My suspicion is that's not going to work particularly
well because the quality of the sound of those chords,
particularly if they share some of the notes,
some of the frequencies is going to be quite similar.
And the base model was trained on human speech.
But let's give it a try, and maybe we
can control the snake game with different ukulele chords.
So I actually just went and trained a model
with this idea with four chords--
C, G7, F, and A. And you could see it mostly works,
or it kind of works.
[UKULELE PLAYING]
Give me a C. But it's really not getting
as clearly distinct high confidence
scores for what I want.
Maybe if I try individual notes, it'll work better.
The first note on the ukulele is A, the A string.
[UKULELE PLAYING]
E.
[UKULELE PLAYING]
C.
[UKULELE PLAYING]
And finally G.
[UKULELE PLAYING]
The images of the spectrogram look
kind of distinct and different to me,
so I view that as a good sign.
Let's try training the model.
And let's see how it performs.
A. Yeah.
We got a big bump there in the A confidence score.
That's good.
Let's try G. Big bump there in the G confidence score.
Let's try C, E. So you can see this isn't perfect.
These sounds are maybe not as distinct to this model that's
based on how the pre-trained model what kinds of audio
it was trained on, but I'm getting something there.
Let's see how well I can control that snake game
with just these four notes.
If you remember from before--
left, right, up, down-- still working.
Go this way, left, left.
Get that food.
Let's try changing it to use the audio classifier.
I forgot to export the model.
Export, Upload, Copy.
[MUSIC PLAYING]
Now you need to decide which notes go with which movement.
A is left.
E is right.
C is down.
G is up.
I made all the same exact changes just
to convert this from classifying a video to classifying
audio from the mic.
Let's see what happens.
For whatever reason, I typed audioClassifier
when it's actually soundClassifier.
And you can actually look at the ml5 website
to find all the documentation for the soundClassifier.
[UKULELE PLAYING]
I was so close.
I think I have a way of making this work better for my brain.
Up is A. Down is g.
So those are the outer strings.
Then right and left are the inner strings.
Up, up, right, left, down.
Here we go.
[UKULELE PLAYING]
Yay.
I got the food.
So that perhaps wasn't the best solution.
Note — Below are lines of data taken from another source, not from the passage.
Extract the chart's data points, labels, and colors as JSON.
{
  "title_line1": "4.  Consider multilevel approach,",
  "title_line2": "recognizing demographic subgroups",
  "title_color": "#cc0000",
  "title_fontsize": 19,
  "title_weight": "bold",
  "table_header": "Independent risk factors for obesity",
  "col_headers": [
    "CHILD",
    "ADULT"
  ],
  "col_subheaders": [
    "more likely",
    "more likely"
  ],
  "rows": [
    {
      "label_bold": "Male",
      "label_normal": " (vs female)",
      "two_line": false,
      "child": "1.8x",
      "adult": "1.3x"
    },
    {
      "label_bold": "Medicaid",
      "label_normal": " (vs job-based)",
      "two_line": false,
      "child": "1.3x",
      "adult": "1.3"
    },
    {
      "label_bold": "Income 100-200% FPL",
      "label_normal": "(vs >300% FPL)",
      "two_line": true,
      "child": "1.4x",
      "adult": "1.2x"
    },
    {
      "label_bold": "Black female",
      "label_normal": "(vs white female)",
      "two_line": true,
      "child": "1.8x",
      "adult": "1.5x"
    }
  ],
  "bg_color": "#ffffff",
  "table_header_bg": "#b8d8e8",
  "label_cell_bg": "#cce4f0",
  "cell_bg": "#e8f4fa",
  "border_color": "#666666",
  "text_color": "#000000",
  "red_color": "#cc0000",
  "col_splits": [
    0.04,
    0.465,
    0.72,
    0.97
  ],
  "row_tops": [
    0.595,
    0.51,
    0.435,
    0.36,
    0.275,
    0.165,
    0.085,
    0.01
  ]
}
Maybe something I could have done
was work with those confidence scores in a more intentional
way to make sure that some classifications that I got back
of the audio that weren't as confident
didn't disrupt the correct direction of the snake
that I had gotten in the first place.
I'm trying this again one more time off of my own speech
because I want to see if I can really get
finer control over that snake.
So right now, I've collected some data of me saying up,
down, and a meow sound.
And what I've been doing is I've been
trying to time the word-- the time my saying of up and down
and meow with 1-second intervals.
Let me show you what that looks like.
Up, up, down, down, meow, meow, meow, meow, meow.
Now I'm going to go and add whistling.
[WHISTLING]
Time to train this model.
Up, down, meow.
[WHISTLING]
So we can see how this is much more accurate than my attempts
with a ukulele chord and notes.
Export, Upload, Copy, Paste, change the labels--
up, down, right will be meow, and left will be whistle.
Meow.
[WHISTLING]
Down.
Meow.
[WHISTLING]
Down.
Meow.
Oh, yes.
I got the food, and then I died.
But I don't care.
It worked.
But I think you'll remember, from this example,
it works quite well.
And hopefully, this opens up a lot of possibilities for you.
If you made something, I've got a link
in this video subscription to a page at the codingtrain.com
where you could submit a URL to a product you've made.
And I would love to check it out,
share it on a future Livestream.
I can't wait to see what kind of stuff people
make from my strange projects.
And I look forward to seeing you in a future Coding Train video.
Goodbye.
[TRAIN WHISTLE]
That was the first time that something
happened when I blew the train whistle
at the end of the video.
That is great.
[BELL RINGS]
[MUSIC PLAYING]